Appeal from the Superior Court of Cook County; the Hon. SAMUEL
B. EPSTEIN, Judge, presiding. Order affirmed.
MR. JUSTICE BURKE DELIVERED THE OPINION OF THE COURT.
Russell T. Mueller filed a complaint in equity to require George M. Sloan to execute a lease, for directions to a trustee and liquidation of the assets of a trust. Each of the individuals owned 50% of the stock of Styline Homes, Inc. In a counterclaim Sloan sought appointment of a receiver, dissolution, liquidation and the sale of the assets of the corporation under Sec 86 of the Business Corporation Act. At Sloan's request Harold F. Tolkuehn was appointed Liquidating Receiver for the corporation pursuant to that Act. The court authorized the receiver to employ Mural J. Winstin as his attorney in the proceedings. A decree that determined the rights of the parties also found that certain real estate constituted the corporation's sole assets. The realty was sold at public auction and the proceeds distributed between the stockholders. The receiver was allowed a fee of $1,500 and his counsel a fee of $3,600. In appealing Sloan maintains that the fees allowed the receiver and his counsel are excessive.
Mr. Winstin produced a time schedule showing 75 hours devoted to the case and an estimated 15 hours required to complete his duties therein, a total of 90 hours. The receiver and his attorney testified in support of their request. Their testimony is not contradicted. The amount received by the receiver was $88,400. He conducted a public auction for the sale of two properties realizing $53,750 therefor and completed the sale of one parcel to a contract purchaser. The receiver and his litigation. Sloan compares the receiver's duties to a master conducting a partition sale, and infers that the fees should be allowed on the basis of the statutory fees of a master. At the auction Sloan originally offered $20,000 for a parcel which was later sold and confirmed at $26,250. He offered a like sum for another parcel which was sold and confirmed at $27,500.

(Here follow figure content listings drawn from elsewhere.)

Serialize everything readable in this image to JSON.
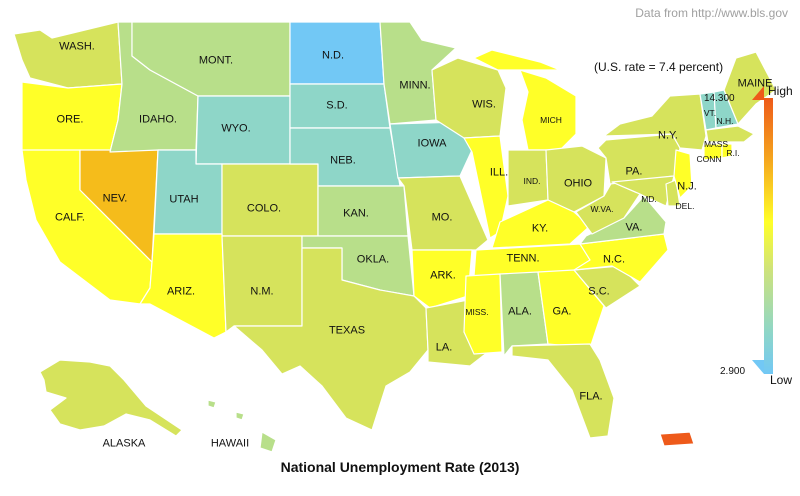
{
  "source": "Data from http://www.bls.gov",
  "us_rate": "(U.S. rate = 7.4 percent)",
  "title": "National Unemployment Rate (2013)",
  "legend": {
    "high_label": "High",
    "low_label": "Low",
    "max_value": "14.300",
    "min_value": "2.900"
  },
  "colors": {
    "very_high": "#ee5a1a",
    "high": "#f5bc1b",
    "above_avg": "#ffff28",
    "avg": "#d6e35c",
    "below_avg": "#b8df8a",
    "low": "#8ed6c8",
    "very_low": "#72c8f5"
  },
  "labels": {
    "wash": "WASH.",
    "ore": "ORE.",
    "calf": "CALF.",
    "nev": "NEV.",
    "idaho": "IDAHO.",
    "mont": "MONT.",
    "wyo": "WYO.",
    "utah": "UTAH",
    "colo": "COLO.",
    "ariz": "ARIZ.",
    "nm": "N.M.",
    "nd": "N.D.",
    "sd": "S.D.",
    "neb": "NEB.",
    "kan": "KAN.",
    "okla": "OKLA.",
    "texas": "TEXAS",
    "minn": "MINN.",
    "iowa": "IOWA",
    "mo": "MO.",
    "ark": "ARK.",
    "la": "LA.",
    "wis": "WIS.",
    "ill": "ILL.",
    "mich": "MICH",
    "ind": "IND.",
    "ohio": "OHIO",
    "ky": "KY.",
    "tenn": "TENN.",
    "miss": "MISS.",
    "ala": "ALA.",
    "ga": "GA.",
    "fla": "FLA.",
    "sc": "S.C.",
    "nc": "N.C.",
    "va": "VA.",
    "wva": "W.VA.",
    "md": "MD.",
    "del": "DEL.",
    "pa": "PA.",
    "nj": "N.J.",
    "ny": "N.Y.",
    "vt": "VT.",
    "nh": "N.H.",
    "maine": "MAINE",
    "mass": "MASS",
    "ri": "R.I.",
    "conn": "CONN",
    "alaska": "ALASKA",
    "hawaii": "HAWAII"
  }
}
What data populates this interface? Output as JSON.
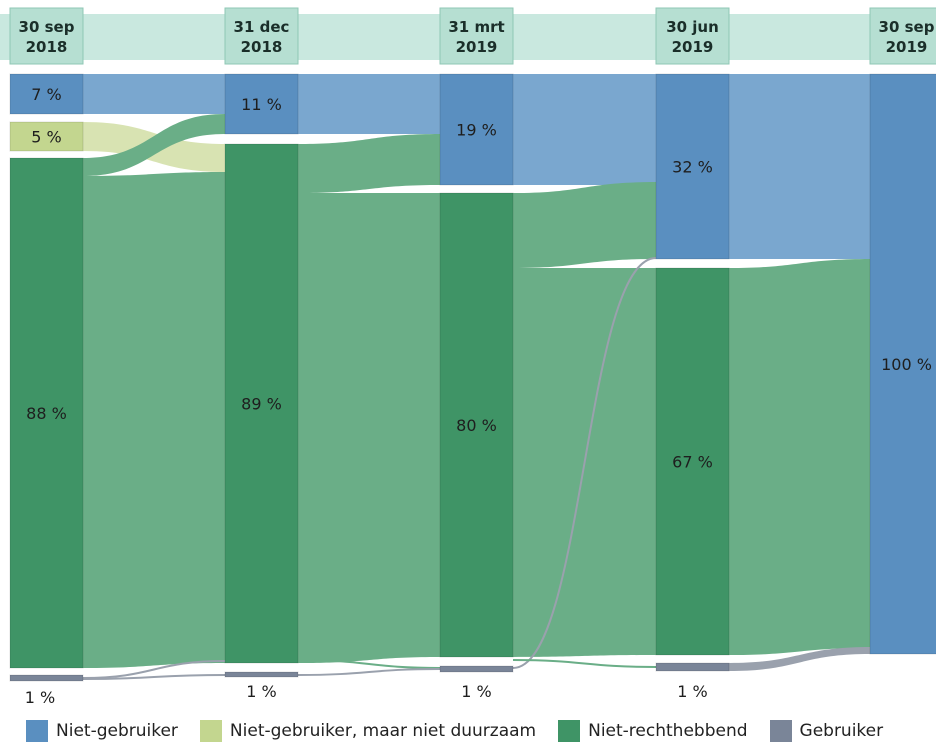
{
  "chart_data": {
    "type": "sankey",
    "columns": [
      {
        "label_line1": "30 sep",
        "label_line2": "2018"
      },
      {
        "label_line1": "31 dec",
        "label_line2": "2018"
      },
      {
        "label_line1": "31 mrt",
        "label_line2": "2019"
      },
      {
        "label_line1": "30 jun",
        "label_line2": "2019"
      },
      {
        "label_line1": "30 sep",
        "label_line2": "2019"
      }
    ],
    "categories": [
      "Niet-gebruiker",
      "Niet-gebruiker, maar niet duurzaam",
      "Niet-rechthebbend",
      "Gebruiker"
    ],
    "nodes": [
      [
        {
          "category": "Niet-gebruiker",
          "value": 7,
          "label": "7 %"
        },
        {
          "category": "Niet-gebruiker, maar niet duurzaam",
          "value": 5,
          "label": "5 %"
        },
        {
          "category": "Niet-rechthebbend",
          "value": 88,
          "label": "88 %"
        },
        {
          "category": "Gebruiker",
          "value": 1,
          "label": "1 %"
        }
      ],
      [
        {
          "category": "Niet-gebruiker",
          "value": 11,
          "label": "11 %"
        },
        {
          "category": "Niet-rechthebbend",
          "value": 89,
          "label": "89 %"
        },
        {
          "category": "Gebruiker",
          "value": 1,
          "label": "1 %"
        }
      ],
      [
        {
          "category": "Niet-gebruiker",
          "value": 19,
          "label": "19 %"
        },
        {
          "category": "Niet-rechthebbend",
          "value": 80,
          "label": "80 %"
        },
        {
          "category": "Gebruiker",
          "value": 1,
          "label": "1 %"
        }
      ],
      [
        {
          "category": "Niet-gebruiker",
          "value": 32,
          "label": "32 %"
        },
        {
          "category": "Niet-rechthebbend",
          "value": 67,
          "label": "67 %"
        },
        {
          "category": "Gebruiker",
          "value": 1,
          "label": "1 %"
        }
      ],
      [
        {
          "category": "Niet-gebruiker",
          "value": 100,
          "label": "100 %"
        }
      ]
    ]
  },
  "legend": [
    {
      "label": "Niet-gebruiker",
      "color": "#5a8fc0"
    },
    {
      "label": "Niet-gebruiker, maar niet duurzaam",
      "color": "#c3d68f"
    },
    {
      "label": "Niet-rechthebbend",
      "color": "#3f9466"
    },
    {
      "label": "Gebruiker",
      "color": "#7a8598"
    }
  ],
  "colors": {
    "header_band": "#c9e8df",
    "header_box": "#b6dfd2",
    "header_border": "#8fc7b4",
    "flow_blue": "#7aa7cf",
    "flow_green": "#6aae87",
    "flow_lime": "#d8e3b2",
    "flow_gray": "#9aa1ad"
  }
}
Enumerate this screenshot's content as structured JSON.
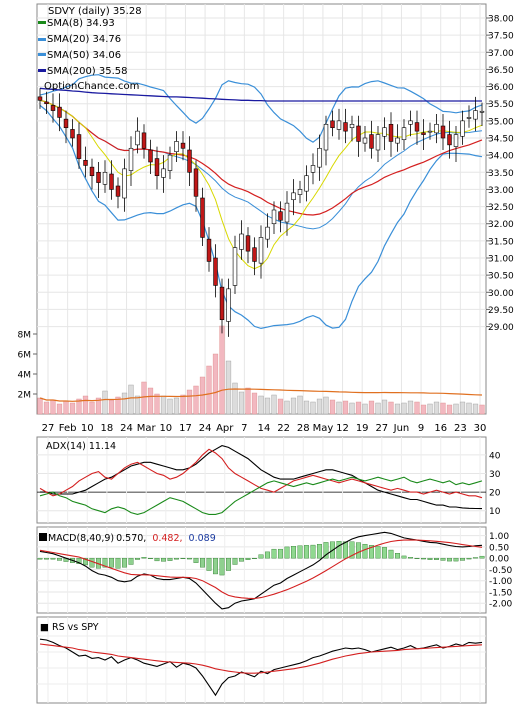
{
  "chart_data": [
    {
      "type": "candlestick",
      "title": "SDVY (daily) 35.28",
      "watermark": "OptionChance.com",
      "legend_position": "top-left",
      "legend": [
        {
          "label": "SMA(8) 34.93",
          "color": "#f0f000"
        },
        {
          "label": "SMA(20) 34.76",
          "color": "#3a8fd8"
        },
        {
          "label": "SMA(50) 34.06",
          "color": "#d42020"
        },
        {
          "label": "SMA(200) 35.58",
          "color": "#1a1aa0"
        }
      ],
      "ylim": [
        28.3,
        38.3
      ],
      "y_ticks": [
        "38.00",
        "37.50",
        "37.00",
        "36.50",
        "36.00",
        "35.50",
        "35.00",
        "34.50",
        "34.00",
        "33.50",
        "33.00",
        "32.50",
        "32.00",
        "31.50",
        "31.00",
        "30.50",
        "30.00",
        "29.50",
        "29.00"
      ],
      "x_ticks": [
        "27",
        "Feb",
        "10",
        "18",
        "24",
        "Mar",
        "10",
        "17",
        "24",
        "Apr",
        "7",
        "14",
        "22",
        "28",
        "May",
        "12",
        "19",
        "27",
        "Jun",
        "9",
        "16",
        "23",
        "30"
      ],
      "closes": [
        35.6,
        35.5,
        35.3,
        35.1,
        34.8,
        34.5,
        33.9,
        33.7,
        33.4,
        33.2,
        33.5,
        33.0,
        32.8,
        33.6,
        34.2,
        34.7,
        34.2,
        33.8,
        33.4,
        33.6,
        34.0,
        34.4,
        34.2,
        33.5,
        32.8,
        31.6,
        30.9,
        30.2,
        29.2,
        30.1,
        31.3,
        31.7,
        31.2,
        30.9,
        31.6,
        31.9,
        32.4,
        32.1,
        32.6,
        32.9,
        33.0,
        33.4,
        33.7,
        34.2,
        34.9,
        34.8,
        35.0,
        34.7,
        34.9,
        34.4,
        34.5,
        34.2,
        34.6,
        34.8,
        34.4,
        34.5,
        34.8,
        35.0,
        34.7,
        34.6,
        34.7,
        34.9,
        34.5,
        34.3,
        34.6,
        35.0,
        35.1,
        35.3,
        35.28
      ],
      "sma200": [
        35.95,
        35.93,
        35.92,
        35.9,
        35.89,
        35.87,
        35.86,
        35.84,
        35.82,
        35.81,
        35.8,
        35.79,
        35.78,
        35.77,
        35.76,
        35.75,
        35.74,
        35.73,
        35.72,
        35.71,
        35.7,
        35.7,
        35.69,
        35.68,
        35.67,
        35.66,
        35.65,
        35.64,
        35.63,
        35.62,
        35.61,
        35.6,
        35.6,
        35.59,
        35.59,
        35.58,
        35.58,
        35.58,
        35.58,
        35.58,
        35.58,
        35.58,
        35.58,
        35.58,
        35.58,
        35.58,
        35.58,
        35.58,
        35.58,
        35.58,
        35.58,
        35.58,
        35.58,
        35.58,
        35.58,
        35.58,
        35.58,
        35.58,
        35.58,
        35.58,
        35.58,
        35.58,
        35.58,
        35.58,
        35.58,
        35.58,
        35.58,
        35.58,
        35.58
      ],
      "volume_axis": {
        "labels": [
          "8M",
          "6M",
          "4M",
          "2M"
        ],
        "ylim": [
          0,
          9
        ]
      },
      "volumes": [
        1.6,
        1.2,
        1.4,
        1.0,
        1.3,
        1.1,
        1.5,
        1.8,
        1.2,
        1.6,
        2.3,
        1.4,
        1.7,
        2.1,
        2.9,
        1.8,
        3.2,
        2.6,
        2.0,
        1.8,
        1.5,
        1.6,
        1.9,
        2.4,
        2.8,
        3.7,
        4.8,
        6.0,
        8.8,
        5.3,
        3.1,
        2.2,
        2.6,
        2.1,
        1.8,
        1.6,
        1.9,
        1.5,
        1.3,
        1.6,
        1.8,
        1.3,
        1.2,
        1.5,
        1.7,
        1.4,
        1.2,
        1.3,
        1.1,
        1.2,
        1.0,
        1.3,
        1.1,
        1.4,
        1.2,
        1.0,
        1.1,
        1.3,
        1.2,
        0.9,
        1.0,
        1.2,
        1.1,
        0.9,
        1.0,
        1.2,
        1.1,
        1.0,
        0.9
      ]
    },
    {
      "type": "line",
      "label": "ADX(14) 11.14",
      "ylim": [
        5,
        48
      ],
      "y_ticks": [
        "40",
        "30",
        "20",
        "10"
      ],
      "series": [
        {
          "color": "#000000",
          "values": [
            20,
            20,
            19,
            19,
            19,
            19,
            20,
            21,
            23,
            25,
            27,
            28,
            30,
            32,
            34,
            35,
            36,
            36,
            35,
            34,
            33,
            32,
            32,
            33,
            35,
            38,
            41,
            43,
            45,
            44,
            42,
            40,
            38,
            35,
            32,
            30,
            28,
            27,
            27,
            27,
            28,
            29,
            30,
            31,
            32,
            32,
            31,
            30,
            29,
            27,
            25,
            23,
            21,
            20,
            19,
            18,
            17,
            16,
            16,
            15,
            14,
            13,
            13,
            12,
            12,
            11.5,
            11.3,
            11.2,
            11.14
          ]
        },
        {
          "color": "#d42020",
          "values": [
            22,
            20,
            18,
            19,
            21,
            23,
            26,
            28,
            30,
            31,
            28,
            27,
            30,
            33,
            35,
            36,
            34,
            32,
            30,
            29,
            27,
            28,
            30,
            33,
            36,
            40,
            43,
            41,
            38,
            33,
            30,
            28,
            26,
            24,
            22,
            21,
            20,
            22,
            24,
            26,
            27,
            28,
            29,
            28,
            27,
            26,
            25,
            26,
            27,
            26,
            25,
            24,
            23,
            22,
            21,
            22,
            21,
            20,
            20,
            19,
            20,
            21,
            20,
            19,
            20,
            19,
            18,
            18,
            17
          ]
        },
        {
          "color": "#1a8a1a",
          "values": [
            18,
            19,
            20,
            18,
            17,
            15,
            14,
            13,
            11,
            10,
            9,
            11,
            12,
            11,
            9,
            8,
            9,
            11,
            13,
            15,
            17,
            16,
            15,
            13,
            11,
            9,
            8,
            8,
            9,
            12,
            15,
            17,
            19,
            21,
            23,
            25,
            26,
            25,
            24,
            23,
            24,
            25,
            24,
            25,
            26,
            27,
            26,
            27,
            28,
            27,
            26,
            27,
            28,
            27,
            26,
            27,
            28,
            26,
            25,
            26,
            27,
            26,
            25,
            26,
            24,
            25,
            24,
            25,
            26
          ]
        }
      ]
    },
    {
      "type": "bar",
      "label": "MACD(8,40,9)",
      "values_label": [
        "0.570,",
        "0.482,",
        "0.089"
      ],
      "value_colors": [
        "#000000",
        "#d42020",
        "#1a3aa0"
      ],
      "ylim": [
        -2.3,
        1.25
      ],
      "y_ticks": [
        "1.00",
        "0.50",
        "0.00",
        "-0.50",
        "-1.00",
        "-1.50",
        "-2.00"
      ],
      "macd": [
        0.3,
        0.25,
        0.2,
        0.1,
        0.0,
        -0.1,
        -0.2,
        -0.35,
        -0.55,
        -0.7,
        -0.75,
        -0.85,
        -1.0,
        -1.05,
        -1.0,
        -0.8,
        -0.7,
        -0.75,
        -0.9,
        -0.95,
        -0.95,
        -0.9,
        -0.85,
        -0.9,
        -1.1,
        -1.4,
        -1.7,
        -2.0,
        -2.25,
        -2.2,
        -2.0,
        -1.9,
        -1.85,
        -1.8,
        -1.6,
        -1.4,
        -1.2,
        -1.1,
        -0.9,
        -0.75,
        -0.6,
        -0.45,
        -0.3,
        -0.1,
        0.15,
        0.35,
        0.55,
        0.7,
        0.85,
        0.95,
        1.0,
        1.05,
        1.1,
        1.15,
        1.1,
        1.0,
        0.9,
        0.85,
        0.8,
        0.75,
        0.7,
        0.68,
        0.62,
        0.56,
        0.52,
        0.5,
        0.52,
        0.55,
        0.57
      ],
      "signal": [
        0.35,
        0.3,
        0.25,
        0.2,
        0.15,
        0.1,
        0.05,
        -0.05,
        -0.15,
        -0.25,
        -0.35,
        -0.45,
        -0.55,
        -0.65,
        -0.72,
        -0.74,
        -0.74,
        -0.75,
        -0.78,
        -0.81,
        -0.84,
        -0.85,
        -0.85,
        -0.86,
        -0.9,
        -1.0,
        -1.15,
        -1.3,
        -1.5,
        -1.65,
        -1.72,
        -1.76,
        -1.78,
        -1.79,
        -1.75,
        -1.68,
        -1.6,
        -1.5,
        -1.4,
        -1.28,
        -1.15,
        -1.02,
        -0.88,
        -0.72,
        -0.55,
        -0.38,
        -0.2,
        -0.03,
        0.12,
        0.26,
        0.38,
        0.48,
        0.58,
        0.67,
        0.74,
        0.78,
        0.8,
        0.81,
        0.8,
        0.79,
        0.77,
        0.75,
        0.72,
        0.69,
        0.65,
        0.6,
        0.56,
        0.52,
        0.482
      ],
      "histogram": [
        -0.05,
        -0.05,
        -0.05,
        -0.1,
        -0.15,
        -0.2,
        -0.25,
        -0.3,
        -0.4,
        -0.45,
        -0.4,
        -0.4,
        -0.45,
        -0.4,
        -0.28,
        -0.06,
        0.04,
        0.0,
        -0.12,
        -0.14,
        -0.11,
        -0.05,
        0.0,
        -0.04,
        -0.2,
        -0.4,
        -0.55,
        -0.7,
        -0.75,
        -0.55,
        -0.28,
        -0.14,
        -0.07,
        -0.01,
        0.15,
        0.28,
        0.4,
        0.4,
        0.5,
        0.53,
        0.55,
        0.57,
        0.58,
        0.62,
        0.7,
        0.73,
        0.75,
        0.73,
        0.73,
        0.69,
        0.62,
        0.57,
        0.52,
        0.48,
        0.36,
        0.22,
        0.1,
        0.04,
        0.0,
        -0.04,
        -0.07,
        -0.07,
        -0.1,
        -0.13,
        -0.13,
        -0.1,
        -0.04,
        0.03,
        0.089
      ]
    },
    {
      "type": "line",
      "label": "RS vs SPY",
      "ylim": [
        0,
        10
      ],
      "series": [
        {
          "color": "#000000",
          "values": [
            7.6,
            7.5,
            7.2,
            6.8,
            6.5,
            6.0,
            5.5,
            5.6,
            5.2,
            5.3,
            5.0,
            5.4,
            4.6,
            5.0,
            5.3,
            5.0,
            4.6,
            4.4,
            4.2,
            4.5,
            4.8,
            4.1,
            4.6,
            4.4,
            4.0,
            3.0,
            1.8,
            0.6,
            2.0,
            2.8,
            3.0,
            3.5,
            3.2,
            2.9,
            3.6,
            3.3,
            3.8,
            4.0,
            4.2,
            4.4,
            4.6,
            4.9,
            5.3,
            5.5,
            5.8,
            6.1,
            6.3,
            6.5,
            6.4,
            6.5,
            6.3,
            6.0,
            6.2,
            6.4,
            6.6,
            6.3,
            6.5,
            6.8,
            6.4,
            6.5,
            6.7,
            6.9,
            6.5,
            6.7,
            7.0,
            6.8,
            7.2,
            7.1,
            7.2
          ]
        },
        {
          "color": "#d42020",
          "values": [
            7.0,
            6.9,
            6.8,
            6.7,
            6.6,
            6.5,
            6.3,
            6.2,
            6.0,
            5.9,
            5.8,
            5.7,
            5.5,
            5.4,
            5.3,
            5.2,
            5.1,
            5.0,
            4.9,
            4.8,
            4.75,
            4.7,
            4.65,
            4.6,
            4.5,
            4.35,
            4.15,
            3.9,
            3.75,
            3.6,
            3.5,
            3.4,
            3.35,
            3.35,
            3.4,
            3.5,
            3.6,
            3.7,
            3.8,
            3.9,
            4.05,
            4.2,
            4.4,
            4.6,
            4.85,
            5.1,
            5.3,
            5.5,
            5.65,
            5.8,
            5.9,
            6.0,
            6.05,
            6.1,
            6.15,
            6.2,
            6.3,
            6.35,
            6.4,
            6.45,
            6.5,
            6.55,
            6.6,
            6.65,
            6.7,
            6.75,
            6.8,
            6.85,
            6.9
          ]
        }
      ]
    },
    {
      "type": "table",
      "label": "x-axis",
      "ticks": [
        "27",
        "Feb",
        "10",
        "18",
        "24",
        "Mar",
        "10",
        "17",
        "24",
        "Apr",
        "7",
        "14",
        "22",
        "28",
        "May",
        "12",
        "19",
        "27",
        "Jun",
        "9",
        "16",
        "23",
        "30"
      ]
    }
  ]
}
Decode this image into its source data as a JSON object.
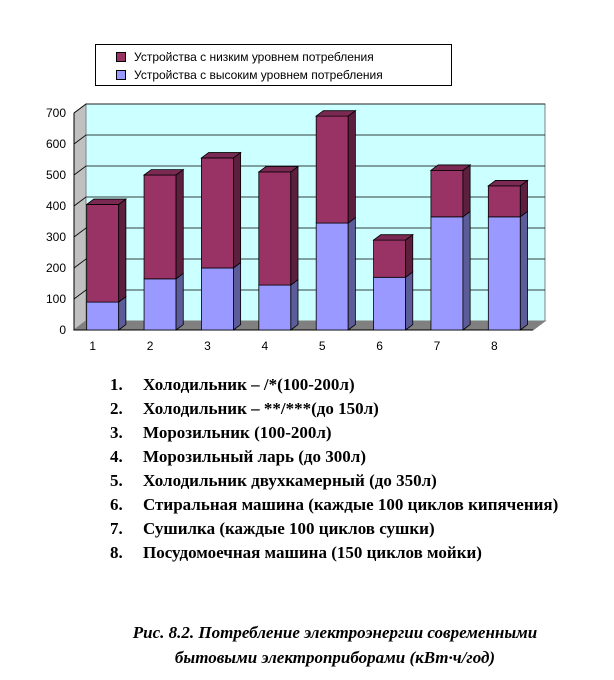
{
  "chart_data": {
    "type": "bar",
    "stacked": true,
    "three_d": true,
    "categories": [
      "1",
      "2",
      "3",
      "4",
      "5",
      "6",
      "7",
      "8"
    ],
    "series": [
      {
        "name": "Устройства с высоким уровнем потребления",
        "color": "#9999FF",
        "values": [
          90,
          165,
          200,
          145,
          345,
          170,
          365,
          365
        ]
      },
      {
        "name": "Устройства с низким уровнем потребления",
        "color": "#993366",
        "values": [
          315,
          335,
          355,
          365,
          345,
          120,
          150,
          100
        ]
      }
    ],
    "ylim": [
      0,
      700
    ],
    "yticks": [
      0,
      100,
      200,
      300,
      400,
      500,
      600,
      700
    ],
    "grid": true,
    "legend_position": "top",
    "plot_background": "#CCFFFF"
  },
  "legend": {
    "items": [
      {
        "label": "Устройства с низким уровнем потребления",
        "color": "#993366"
      },
      {
        "label": "Устройства с высоким уровнем потребления",
        "color": "#9999FF"
      }
    ]
  },
  "items": [
    {
      "num": "1.",
      "text": "Холодильник – /*(100-200л)"
    },
    {
      "num": "2.",
      "text": "Холодильник – **/***(до 150л)"
    },
    {
      "num": "3.",
      "text": "Морозильник (100-200л)"
    },
    {
      "num": "4.",
      "text": "Морозильный ларь (до 300л)"
    },
    {
      "num": "5.",
      "text": "Холодильник двухкамерный (до 350л)"
    },
    {
      "num": "6.",
      "text": "Стиральная машина (каждые 100 циклов кипячения)"
    },
    {
      "num": "7.",
      "text": "Сушилка (каждые 100 циклов сушки)"
    },
    {
      "num": "8.",
      "text": "Посудомоечная машина (150 циклов мойки)"
    }
  ],
  "caption": {
    "line1": "Рис. 8.2. Потребление электроэнергии современными",
    "line2": "бытовыми электроприборами (кВт·ч/год)"
  }
}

The aggregate allowance to the receiver and his counsel amounts to less than 6% of the amount collected. In Goldstein v. Handley, 390 Ill. 118, 60 N.E.2d 851, the court said (125): "The amount to be allowed for attorneys' fees is so far in the discretion of the chancellor that in the absence of a clear abuse of discretion, this court will not interfere." Time being the lawyer's sole expendable asset, the economic worth of his ability, training and experience is determined by the use of the hours available for the practice of his profession. In McKay v. Wilhelm, 316 Ill. App. 397, 45 N.E.2d 194, the court sets forth elements to be considered in determining fees: (1) skill, (2) standing of attorney employed, (3) nature of the controversy, (4) character of questions at issue, (5) amount involved, (6) time bestowed, and (7) results obtained.
The judge who heard and determined the allowance of compensation to the receiver and his counsel has had extensive experience in chancery matters as a Master in Chancery in the Circuit and Federal courts and as a chancellor. He applied the elements outlined in McKay v. Wilhelm. In our opinion the allowance of fees of less than 6% to the receiver and his counsel was not excessive.
Therefore the order is affirmed.
FRIEND, P.J. and BRYANT, J., concur.